|Jung, Yong Soo|
Submitted to: Journal of Food Science
Publication Type: Peer Reviewed Journal
Publication Acceptance Date: 3/31/2006
Publication Date: 3/20/2007
Citation: Horrocks, S.M., Jung, Y., Huwe, J.K., Harvey, R.B., Ricke, S.C., Carstens, G.E., Callaway, T.R., Anderson, R.C., Ramlachan, N., Nisbet, D.J. 2007. Effects of short-chain nitrocompounds against Campylobacter jejuni and Campylobacter coli in vitro. Journal of Food Science. 72:M50-M55.
Interpretive Summary: Campylobacter are important human bacterial pathogens found in nearly all farm animals and are known to cause food poisoning of humans. In this study, we tested the killing activity of four nitrogen containing compounds (nitropropanol, nitroethanol, nitroethane and nitro-methylpropionate) against two different types of Campylobacter (C. jejuni and C. coli) during culture in microbiological media adjusted to simulate acidic, neutral or alkaline environments. Numbers of Campylobacter measured at different time intervals during the incubations decreased significantly in cultures containing the compounds but not in control cultures containing no compounds thus demonstrating that the compounds were effective in killing Campylobacter. The Campylobacter killing effect of most of the compounds was greatest under alkaline conditions. However, in the case of 2-nitro-methyl-propionate, survivability of C. jejuni was reduced most under acidic conditions. The effect of nitroethane and 2-nitro-1-propanol on Campylobacter naturally present in pig manure was also demonstrated thus indicating that these nitrocompounds can inhibit this pathogen in natural settings. These results provide a basis for further research to develop compounds as a new class of effective bacterial killing agents to reduce foodborne pathogens in animals. Ultimately, this research may help farmers and food processors produce safer and more wholesome food products for the American consumer.

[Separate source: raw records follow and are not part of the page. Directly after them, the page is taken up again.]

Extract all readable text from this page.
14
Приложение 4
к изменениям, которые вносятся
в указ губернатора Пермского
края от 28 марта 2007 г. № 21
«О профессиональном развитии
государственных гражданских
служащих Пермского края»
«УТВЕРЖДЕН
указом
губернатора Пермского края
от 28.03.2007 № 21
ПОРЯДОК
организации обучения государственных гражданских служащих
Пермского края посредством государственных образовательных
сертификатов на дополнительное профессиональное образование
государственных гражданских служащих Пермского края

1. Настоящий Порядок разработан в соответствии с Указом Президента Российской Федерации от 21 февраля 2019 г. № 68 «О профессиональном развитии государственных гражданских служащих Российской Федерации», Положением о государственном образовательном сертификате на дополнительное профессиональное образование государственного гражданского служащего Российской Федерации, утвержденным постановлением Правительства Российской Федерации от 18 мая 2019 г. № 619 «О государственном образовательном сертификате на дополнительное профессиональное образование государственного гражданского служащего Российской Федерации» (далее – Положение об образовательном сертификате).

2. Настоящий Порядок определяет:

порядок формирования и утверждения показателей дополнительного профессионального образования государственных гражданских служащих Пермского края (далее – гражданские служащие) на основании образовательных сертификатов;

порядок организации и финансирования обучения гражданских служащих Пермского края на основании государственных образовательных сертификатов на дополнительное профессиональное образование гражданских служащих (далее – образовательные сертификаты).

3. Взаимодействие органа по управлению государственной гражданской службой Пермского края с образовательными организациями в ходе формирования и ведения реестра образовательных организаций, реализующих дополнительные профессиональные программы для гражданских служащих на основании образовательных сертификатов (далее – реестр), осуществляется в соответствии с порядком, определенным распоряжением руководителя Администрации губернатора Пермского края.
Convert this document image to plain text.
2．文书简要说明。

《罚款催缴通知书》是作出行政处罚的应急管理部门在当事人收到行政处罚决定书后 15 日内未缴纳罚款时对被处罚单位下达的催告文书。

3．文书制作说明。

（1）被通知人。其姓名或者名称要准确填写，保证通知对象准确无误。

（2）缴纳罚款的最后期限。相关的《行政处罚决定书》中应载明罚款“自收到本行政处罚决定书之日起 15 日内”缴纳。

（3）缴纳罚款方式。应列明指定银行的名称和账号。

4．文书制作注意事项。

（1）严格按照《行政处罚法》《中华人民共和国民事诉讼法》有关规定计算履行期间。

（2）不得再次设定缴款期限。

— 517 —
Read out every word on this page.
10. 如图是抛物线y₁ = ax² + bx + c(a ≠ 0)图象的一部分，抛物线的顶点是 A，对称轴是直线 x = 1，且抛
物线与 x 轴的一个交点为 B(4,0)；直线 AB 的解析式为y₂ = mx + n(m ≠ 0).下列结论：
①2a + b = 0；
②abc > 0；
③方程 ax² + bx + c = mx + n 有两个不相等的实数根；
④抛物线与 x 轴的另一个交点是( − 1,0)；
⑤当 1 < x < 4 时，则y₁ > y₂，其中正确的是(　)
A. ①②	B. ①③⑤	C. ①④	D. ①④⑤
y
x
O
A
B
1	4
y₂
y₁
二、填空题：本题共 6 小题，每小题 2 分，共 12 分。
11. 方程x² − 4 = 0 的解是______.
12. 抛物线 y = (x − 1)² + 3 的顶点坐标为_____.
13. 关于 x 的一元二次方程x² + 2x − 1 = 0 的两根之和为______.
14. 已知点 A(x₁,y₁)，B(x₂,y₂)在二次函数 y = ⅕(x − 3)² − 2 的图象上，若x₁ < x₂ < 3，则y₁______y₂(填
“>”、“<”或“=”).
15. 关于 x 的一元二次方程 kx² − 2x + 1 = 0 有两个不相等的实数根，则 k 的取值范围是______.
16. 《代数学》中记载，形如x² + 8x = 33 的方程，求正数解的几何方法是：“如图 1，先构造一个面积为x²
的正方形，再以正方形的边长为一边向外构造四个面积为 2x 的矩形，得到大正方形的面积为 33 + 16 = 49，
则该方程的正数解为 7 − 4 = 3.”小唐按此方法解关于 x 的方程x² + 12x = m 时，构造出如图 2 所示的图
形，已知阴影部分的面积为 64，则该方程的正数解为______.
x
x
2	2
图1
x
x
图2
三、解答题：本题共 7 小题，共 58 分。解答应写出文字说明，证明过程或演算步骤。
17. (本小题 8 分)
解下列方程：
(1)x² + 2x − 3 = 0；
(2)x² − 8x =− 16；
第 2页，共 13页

Technical Abstract: Campylobacter is an important human pathogen that colonizes the gut of food producing animals. In this study, the effects of 2-nitro-1-propanol, 2-nitroethanol, nitroethane and 2-nitro-methyl-propionate (0, 10 and 20 mM) on growth of Campylobacter spp, were tested during culture in Bolton Broth adjusted to pH 5.6, 7.0 or 8.2 for C. jejuni and adjusted to pH 8.2 only for C. coli. Viable cell counts of samples taken at intervals during incubation revealed main effects (P < 0.05) of nitroethane, 2-nitro-1-propanol, 2-nitroethanol and 2-nitro-methyl-propionate on the survivability of C. jejuni. A marked effect of pH on the survivability of C. jejuni during incubation with all compounds was observed, with greater activity observed at pH 8.2 than at pH 5.6 or 7.0 for nitroethane, 2-nitro-1-propanol, 2-nitroethanol, but not for 2-nitro-methyl-propionate. In the case of 2-nitro-methyl-propionate, survivability of C. jejuni was reduced most at pH 5.6. Except for 2-nitro-methyl-propionate, which was ineffective, all nitrocompounds elicited similar effects on C. coli when cultured at pH 8.2. The effect of nitroethane and 2-nitro-1-propanol (10 mM) on wildtype Campylobacter was further investigated during incubation of a porcine fecal suspension. Campylobacter concentrations decreased more rapidly (P < 0.05) during incubation of porcine fecal suspensions supplemented with 2-nitro-1-propanol than unsupplemented control suspensions or suspensions supplemented with nitroethane thus reiterating the superior inhibitory effect of 2-nitro-1-propanol.